The NYT off-leads an exclusive saying that according to a CIA internal investigation, top officials of that agency impeded an internal investigation into whether or not a former CIA director, John M. Deutch, mishandled large volumes of secret material. Although much evidence was turned up that Deutch had put numerous classified files on his unclassified home computer in violation of CIA rules and federal law, he was not prosecuted and indeed refused to even be interviewed by investigators. The paper points out that Deutch’s file-take-home is very similar to what Wen Ho Lee stands accused of. The paper could have also pointed out that the similarity goes even further: Just as Lee can’t account for all the files he brought home, Deutch deleted 1,000 or so of his files after his classified home holdings were discovered.

The story also nicely illustrates a bit of executive perkage: After leaving the agency directorship, Deutch wanted to keep the home computers the CIA had supplied him, and to make this happen, the agency signed him to a no-fee contract as a consultant.

The NYT fronts Major League Baseball’s suspension (until May 1) and fine ($20,000) and rehab (sensitivity training) of John Rocker over inflammatory comments he made in a Sports Illustrated interview late last year. USAT splashes it big on its sports front. Rocker is quoted saying he didn’t think the punishment was appropriate. The players’ union plans an appeal.
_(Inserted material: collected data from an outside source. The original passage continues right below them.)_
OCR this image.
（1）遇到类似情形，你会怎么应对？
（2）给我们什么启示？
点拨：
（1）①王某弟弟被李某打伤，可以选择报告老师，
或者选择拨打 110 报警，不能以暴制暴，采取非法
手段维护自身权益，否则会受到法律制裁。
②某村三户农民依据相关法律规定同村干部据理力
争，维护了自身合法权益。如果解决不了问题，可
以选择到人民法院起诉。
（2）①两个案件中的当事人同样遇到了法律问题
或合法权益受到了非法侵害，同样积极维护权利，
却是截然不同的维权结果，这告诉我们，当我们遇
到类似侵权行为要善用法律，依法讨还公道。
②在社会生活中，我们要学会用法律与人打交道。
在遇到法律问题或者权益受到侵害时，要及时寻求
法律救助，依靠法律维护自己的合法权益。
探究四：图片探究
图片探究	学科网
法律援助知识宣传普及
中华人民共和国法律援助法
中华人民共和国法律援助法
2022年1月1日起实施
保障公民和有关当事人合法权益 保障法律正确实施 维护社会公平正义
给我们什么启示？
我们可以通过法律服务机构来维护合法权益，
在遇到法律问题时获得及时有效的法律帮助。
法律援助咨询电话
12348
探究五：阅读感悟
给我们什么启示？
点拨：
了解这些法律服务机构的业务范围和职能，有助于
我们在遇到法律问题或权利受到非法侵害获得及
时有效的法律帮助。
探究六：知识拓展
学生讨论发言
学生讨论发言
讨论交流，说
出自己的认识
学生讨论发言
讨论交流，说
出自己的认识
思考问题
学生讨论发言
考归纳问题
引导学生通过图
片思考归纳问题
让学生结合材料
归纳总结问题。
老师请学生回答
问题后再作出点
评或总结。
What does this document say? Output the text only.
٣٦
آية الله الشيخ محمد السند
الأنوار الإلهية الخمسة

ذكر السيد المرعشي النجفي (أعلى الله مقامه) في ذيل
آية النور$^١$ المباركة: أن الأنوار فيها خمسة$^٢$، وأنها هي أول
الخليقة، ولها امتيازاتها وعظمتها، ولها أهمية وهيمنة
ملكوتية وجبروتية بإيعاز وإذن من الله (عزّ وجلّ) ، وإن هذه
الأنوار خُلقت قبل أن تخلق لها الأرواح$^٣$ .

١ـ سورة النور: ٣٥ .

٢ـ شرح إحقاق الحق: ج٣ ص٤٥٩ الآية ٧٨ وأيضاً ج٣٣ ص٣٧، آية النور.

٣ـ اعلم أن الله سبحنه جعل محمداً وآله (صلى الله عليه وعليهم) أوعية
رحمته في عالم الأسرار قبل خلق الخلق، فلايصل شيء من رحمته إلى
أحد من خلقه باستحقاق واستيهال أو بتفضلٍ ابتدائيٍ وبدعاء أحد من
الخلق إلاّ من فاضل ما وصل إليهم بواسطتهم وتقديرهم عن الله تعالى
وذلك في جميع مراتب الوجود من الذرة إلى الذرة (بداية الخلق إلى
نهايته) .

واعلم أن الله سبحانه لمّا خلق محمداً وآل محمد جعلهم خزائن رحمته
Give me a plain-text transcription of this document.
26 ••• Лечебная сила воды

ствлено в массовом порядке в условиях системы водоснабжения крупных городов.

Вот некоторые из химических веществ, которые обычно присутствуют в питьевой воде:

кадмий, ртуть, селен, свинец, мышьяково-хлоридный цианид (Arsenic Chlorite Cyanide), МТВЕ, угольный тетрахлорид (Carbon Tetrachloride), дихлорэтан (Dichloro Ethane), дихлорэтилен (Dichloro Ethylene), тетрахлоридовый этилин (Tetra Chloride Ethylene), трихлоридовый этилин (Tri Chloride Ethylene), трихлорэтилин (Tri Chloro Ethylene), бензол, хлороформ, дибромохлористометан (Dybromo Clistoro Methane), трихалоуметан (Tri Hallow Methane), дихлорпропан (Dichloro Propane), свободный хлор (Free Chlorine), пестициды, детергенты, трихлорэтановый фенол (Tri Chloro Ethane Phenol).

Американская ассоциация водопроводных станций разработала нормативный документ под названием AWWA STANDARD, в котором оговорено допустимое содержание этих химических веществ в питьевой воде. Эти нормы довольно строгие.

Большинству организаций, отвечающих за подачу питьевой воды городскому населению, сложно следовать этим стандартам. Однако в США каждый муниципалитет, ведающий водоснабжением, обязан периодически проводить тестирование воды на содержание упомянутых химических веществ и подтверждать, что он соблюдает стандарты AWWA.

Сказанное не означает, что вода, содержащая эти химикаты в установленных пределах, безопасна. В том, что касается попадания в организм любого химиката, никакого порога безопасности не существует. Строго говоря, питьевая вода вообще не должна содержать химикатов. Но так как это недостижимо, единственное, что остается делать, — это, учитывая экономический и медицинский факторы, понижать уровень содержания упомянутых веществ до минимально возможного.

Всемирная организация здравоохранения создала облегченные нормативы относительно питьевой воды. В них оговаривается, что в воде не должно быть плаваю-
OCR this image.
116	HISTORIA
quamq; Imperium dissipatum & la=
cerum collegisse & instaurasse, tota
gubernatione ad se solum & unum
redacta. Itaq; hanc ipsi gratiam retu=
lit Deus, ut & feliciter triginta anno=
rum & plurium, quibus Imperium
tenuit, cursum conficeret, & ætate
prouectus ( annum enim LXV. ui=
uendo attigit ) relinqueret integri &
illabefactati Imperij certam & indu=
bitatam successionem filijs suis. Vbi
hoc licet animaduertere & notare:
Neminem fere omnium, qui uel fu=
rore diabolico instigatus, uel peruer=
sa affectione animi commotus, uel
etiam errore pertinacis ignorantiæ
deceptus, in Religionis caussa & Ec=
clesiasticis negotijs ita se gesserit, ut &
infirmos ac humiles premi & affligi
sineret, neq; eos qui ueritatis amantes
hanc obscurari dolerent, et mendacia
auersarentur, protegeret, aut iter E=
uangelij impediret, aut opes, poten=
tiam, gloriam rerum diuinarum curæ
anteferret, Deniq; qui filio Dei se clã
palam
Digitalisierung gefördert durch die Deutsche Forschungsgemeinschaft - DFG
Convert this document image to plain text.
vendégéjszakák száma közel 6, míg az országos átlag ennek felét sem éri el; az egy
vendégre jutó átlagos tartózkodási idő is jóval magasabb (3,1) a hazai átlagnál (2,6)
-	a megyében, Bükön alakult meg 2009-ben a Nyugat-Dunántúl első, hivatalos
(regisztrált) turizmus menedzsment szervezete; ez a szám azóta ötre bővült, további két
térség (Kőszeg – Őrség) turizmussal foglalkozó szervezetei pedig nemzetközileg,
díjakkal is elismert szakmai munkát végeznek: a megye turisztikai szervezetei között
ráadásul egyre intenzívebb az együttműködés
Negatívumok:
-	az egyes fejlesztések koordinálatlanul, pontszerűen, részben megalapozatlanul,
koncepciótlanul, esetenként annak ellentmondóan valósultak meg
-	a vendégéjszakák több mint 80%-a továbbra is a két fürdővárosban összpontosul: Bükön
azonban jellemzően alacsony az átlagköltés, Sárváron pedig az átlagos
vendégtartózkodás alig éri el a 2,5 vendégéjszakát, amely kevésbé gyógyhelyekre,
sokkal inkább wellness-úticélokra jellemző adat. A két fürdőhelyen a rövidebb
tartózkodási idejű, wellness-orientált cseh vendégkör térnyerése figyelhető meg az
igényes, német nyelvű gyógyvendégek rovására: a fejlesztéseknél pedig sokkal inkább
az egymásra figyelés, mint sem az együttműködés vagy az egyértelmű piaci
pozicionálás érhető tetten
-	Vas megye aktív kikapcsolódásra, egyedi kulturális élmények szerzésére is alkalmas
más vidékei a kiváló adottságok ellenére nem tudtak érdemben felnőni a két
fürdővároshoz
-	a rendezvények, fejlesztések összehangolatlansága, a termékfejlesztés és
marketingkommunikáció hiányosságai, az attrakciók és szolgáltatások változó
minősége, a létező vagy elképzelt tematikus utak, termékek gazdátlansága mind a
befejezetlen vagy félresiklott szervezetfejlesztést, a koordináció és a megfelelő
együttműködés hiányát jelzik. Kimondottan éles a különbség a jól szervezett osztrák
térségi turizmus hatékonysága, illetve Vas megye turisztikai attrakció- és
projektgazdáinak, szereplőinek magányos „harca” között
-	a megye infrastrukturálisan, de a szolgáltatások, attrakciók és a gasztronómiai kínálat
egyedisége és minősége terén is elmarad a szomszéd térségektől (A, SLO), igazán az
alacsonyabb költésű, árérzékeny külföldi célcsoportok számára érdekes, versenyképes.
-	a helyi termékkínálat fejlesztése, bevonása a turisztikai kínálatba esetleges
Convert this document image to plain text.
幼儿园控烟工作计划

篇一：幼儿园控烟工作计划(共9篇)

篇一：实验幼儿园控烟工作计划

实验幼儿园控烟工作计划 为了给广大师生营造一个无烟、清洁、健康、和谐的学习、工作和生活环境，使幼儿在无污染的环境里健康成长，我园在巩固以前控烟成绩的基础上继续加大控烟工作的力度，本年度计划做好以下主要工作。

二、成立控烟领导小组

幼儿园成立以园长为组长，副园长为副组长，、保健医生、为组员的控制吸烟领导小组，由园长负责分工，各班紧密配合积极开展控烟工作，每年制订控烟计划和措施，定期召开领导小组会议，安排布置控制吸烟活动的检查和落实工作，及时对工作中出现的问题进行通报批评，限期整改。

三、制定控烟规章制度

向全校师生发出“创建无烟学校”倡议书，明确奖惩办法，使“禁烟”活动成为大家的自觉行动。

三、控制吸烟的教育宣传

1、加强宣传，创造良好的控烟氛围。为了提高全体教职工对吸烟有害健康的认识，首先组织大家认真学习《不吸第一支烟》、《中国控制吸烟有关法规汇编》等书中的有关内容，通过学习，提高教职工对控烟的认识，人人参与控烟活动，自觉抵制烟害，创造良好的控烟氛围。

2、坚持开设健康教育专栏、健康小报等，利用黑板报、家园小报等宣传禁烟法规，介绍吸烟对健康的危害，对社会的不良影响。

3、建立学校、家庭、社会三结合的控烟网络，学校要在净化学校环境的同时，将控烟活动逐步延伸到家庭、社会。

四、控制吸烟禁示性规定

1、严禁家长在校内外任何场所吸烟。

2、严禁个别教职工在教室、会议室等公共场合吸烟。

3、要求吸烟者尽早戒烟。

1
The nun and college president who hosted the meeting last weekend of Elián González and his two grandmothers explains in an NYT op-ed why she went from a neutral position to thinking that the boy should stay in the U.S. Her biggest point is that it must be fear of the Cuban government that’s keeping Elián’s father from coming to see him. And, she wonders, should we send the boy back to a climate like that without at least a family court hearing?

Today’s Papers deeply appreciates getting e-mail about a misstep in yesterday’s description of the Super Bowl’s last play from most of the 88.4 million Americans who watched the game. For the record: If the Titan player had been able to score, that would have set up a point-after-kick that, if successful, would have tied the game.

The WP runs an AP story on one of the 10 survivors of Sunday’s crash into the Atlantic off the Ivory Coast, a 33-year-old Nigerian man who … doesn’t know how to swim. The story says the man credits his two hours of against-the-odds flotation to his engineering knowledge and to imitating the heroes of action movies.